News & Press
Abbisko Therapeutics Announced the Entry into a Licensing Agreement for Pimicotinib (ABSK021) with Merck
On 4 Dec. 2023, Abbisko Therapeutics announced that it has entered into a licensing agreement with Merck, a leading science and technology company headquartered in Darmstadt, Germany. Under the terms of the agreement, Merck will be granted an exclusive license to commercialize products comprising or containing pimicotinib (ABSK021) for all indications in Chinese mainland, Hong Kong, Macau and Taiwan (the “Licensed Territory”), and Abbisko Therapeutics will retain the exclusive rights to develop pimicotinib within the Licensed Territory. Abbisko Therapeutics has also granted Merck an exclusive option for global commercial rights of pimicotinib, subject to the terms and conditions as agreed between the parties (the“Global Commercialization Option”). In addition, Merck has the option to co-develop pimicotinib in additional indications under certain conditions.
Pursuant to the License Agreement, Abbisko Therapeutics will receive a one-time, non-refundable down payment of US$ 70 million. In the event that Merck exercises the Global Commercialization Option, Merck will pay Abbisko Therapeutics an additional option exercise fee. The aggregate amount of upfront payment, exercising payment, and development and commercialization milestone adds up to US$ 605.5 million, plus a double-digit percentage (%) royalty on actual annual net sales.
Dr. Xu Yao-chang, Chairman of Abbisko Therapeutics, said that “The collaboration with Merck is an important milestone in advancing the global commercialization process of pimicotinib, and provides a new model for the commercialization path of the company's pipeline in the future. We are pleased to collaborate with a leading multinational pharmaceutical company, jointly accelerating the global approval and commercialization pace of pimicotinib, and striving to bring new treatment options to patients as soon as possible.”

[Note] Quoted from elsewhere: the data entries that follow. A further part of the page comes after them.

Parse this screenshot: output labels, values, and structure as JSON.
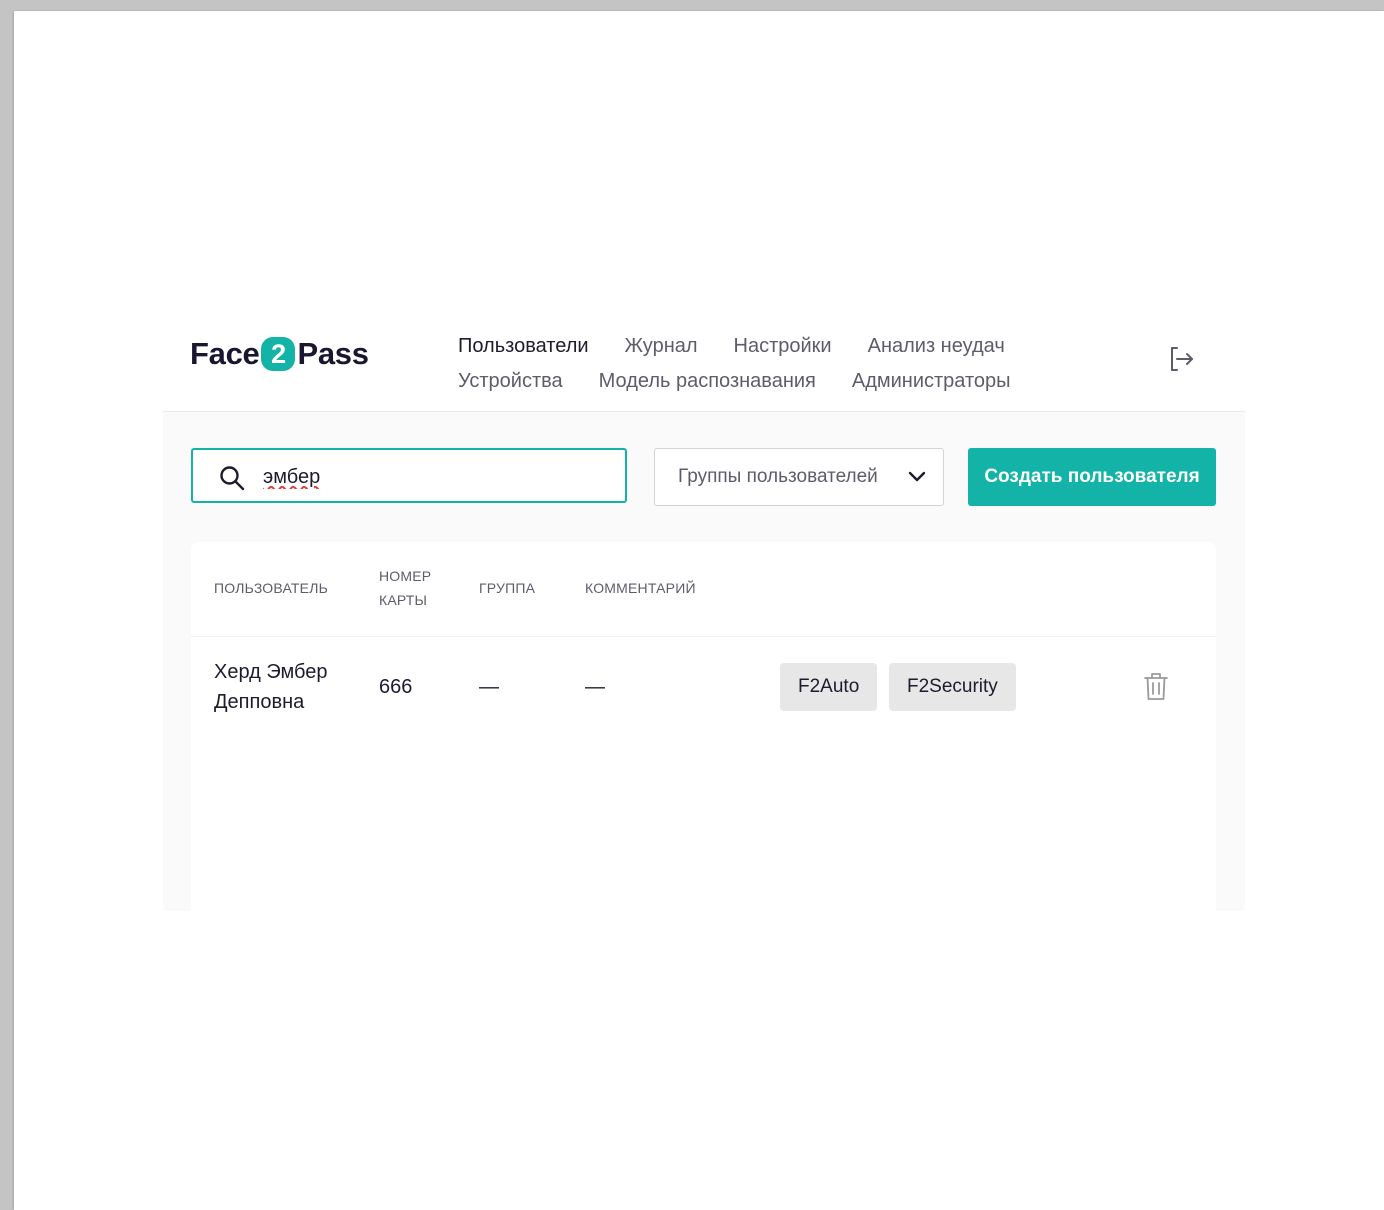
{
  "app": {
    "logo": {
      "left": "Face",
      "badge": "2",
      "right": "Pass"
    },
    "nav": {
      "row1": [
        "Пользователи",
        "Журнал",
        "Настройки",
        "Анализ неудач"
      ],
      "row2": [
        "Устройства",
        "Модель распознавания",
        "Администраторы"
      ],
      "active": "Пользователи"
    },
    "logout_icon": "logout-icon"
  },
  "toolbar": {
    "search_value": "эмбер",
    "search_icon": "search-icon",
    "groups_label": "Группы пользователей",
    "create_label": "Создать пользователя"
  },
  "table": {
    "headers": {
      "user": "Пользователь",
      "card": "Номер карты",
      "group": "Группа",
      "comment": "Комментарий"
    },
    "rows": [
      {
        "name_line1": "Херд Эмбер",
        "name_line2": "Депповна",
        "card": "666",
        "group": "—",
        "comment": "—",
        "tags": [
          "F2Auto",
          "F2Security"
        ]
      }
    ]
  },
  "colors": {
    "accent": "#14b3a8",
    "text": "#1f1a2e",
    "muted": "#5f5b6b"
  }
}
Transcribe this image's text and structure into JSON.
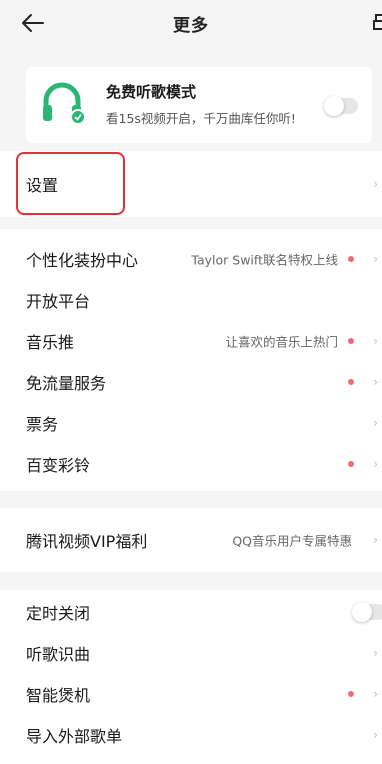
{
  "header": {
    "title": "更多",
    "back_icon": "arrow-left-icon",
    "right_icon": "partial-icon"
  },
  "promo": {
    "title": "免费听歌模式",
    "subtitle": "看15s视频开启，千万曲库任你听!",
    "icon": "headphones-icon",
    "icon_color": "#2bb673",
    "toggle_on": false
  },
  "settings": {
    "label": "设置",
    "chevron": "›"
  },
  "group1": [
    {
      "label": "个性化装扮中心",
      "sub": "Taylor Swift联名特权上线",
      "dot": true,
      "chevron": "›"
    },
    {
      "label": "开放平台",
      "sub": "",
      "dot": false,
      "chevron": ""
    },
    {
      "label": "音乐推",
      "sub": "让喜欢的音乐上热门",
      "dot": true,
      "chevron": "›"
    },
    {
      "label": "免流量服务",
      "sub": "",
      "dot": true,
      "chevron": "›"
    },
    {
      "label": "票务",
      "sub": "",
      "dot": false,
      "chevron": "›"
    },
    {
      "label": "百变彩铃",
      "sub": "",
      "dot": true,
      "chevron": "›"
    }
  ],
  "group2": [
    {
      "label": "腾讯视频VIP福利",
      "sub": "QQ音乐用户专属特惠",
      "dot": false,
      "chevron": "›"
    }
  ],
  "group3": {
    "timer": {
      "label": "定时关闭",
      "toggle_on": false
    },
    "items": [
      {
        "label": "听歌识曲",
        "dot": false,
        "chevron": "›"
      },
      {
        "label": "智能煲机",
        "dot": true,
        "chevron": "›"
      },
      {
        "label": "导入外部歌单",
        "dot": false,
        "chevron": "›"
      }
    ]
  },
  "colors": {
    "accent_dot": "#f06a78",
    "highlight_border": "#d9343f",
    "background": "#f5f5f5"
  }
}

“We have the opportunity through our partnership with Abbisko to deliver a first-in-class treatment for a critically underserved patient population in China and potentially beyond,” said Andrew Paterson, Chief Marketing Officer for the Healthcare business sector of Merck. “Pimicotinib provides an opportunity to address a significant unmet medical need and for us to expand our commercial footprint in oncology in China, the second largest pharmaceutical market in the world.”
About Pimicotinib (ABSK021)
Pimicotinib is a novel, orally available, highly selective, and potent small molecule CSF-1R inhibitor, independently developed by Abbisko Therapeutics. It has been granted the breakthrough therapy designation (BTD) and Priority Medicine (PRIME) designation by China NMPA, U.S.FDA, and EMA for the treatment of TGCT patients that are not amenable to surgery. The study is the first global Phase III clinical trial of TGCT conducted simultaneously in China, the U.S., Canada and Europe.
Upon 1-year follow-up, striking improvement in efficacy has been observed with pimicotinib treatment and results were presented at CTOS in November of 2023, with an ORR of 87.5% (28/32, including 3 CR) in the 50 mg QD cohort. The Phase I dose-escalation trial for pimicotinib has been completed in the United States previously.
There is currently no approved drug available in China for TGCT patients, and only one drug has been approved in the U.S.. However, it is only available through the Risk Evaluation and Mitigation Strategy (REMS) Program which is a restricted procedure due to the potential liver injuries it may cause. There are unmet medical needs of TGCT patients in China, the U.S., and Europe.
Abbisko Therapeutics is also actively exploring the clinical potential of pimicotinib in many types of solid tumors, and has obtained approval from NMPA to conduct a Phase II clinical study in chronic graft-versus-host disease and a Phase II clinical study in advanced pancreatic cancer.
As of the date of this announcement, no highly selective CSF-1R inhibitor has been approved in China.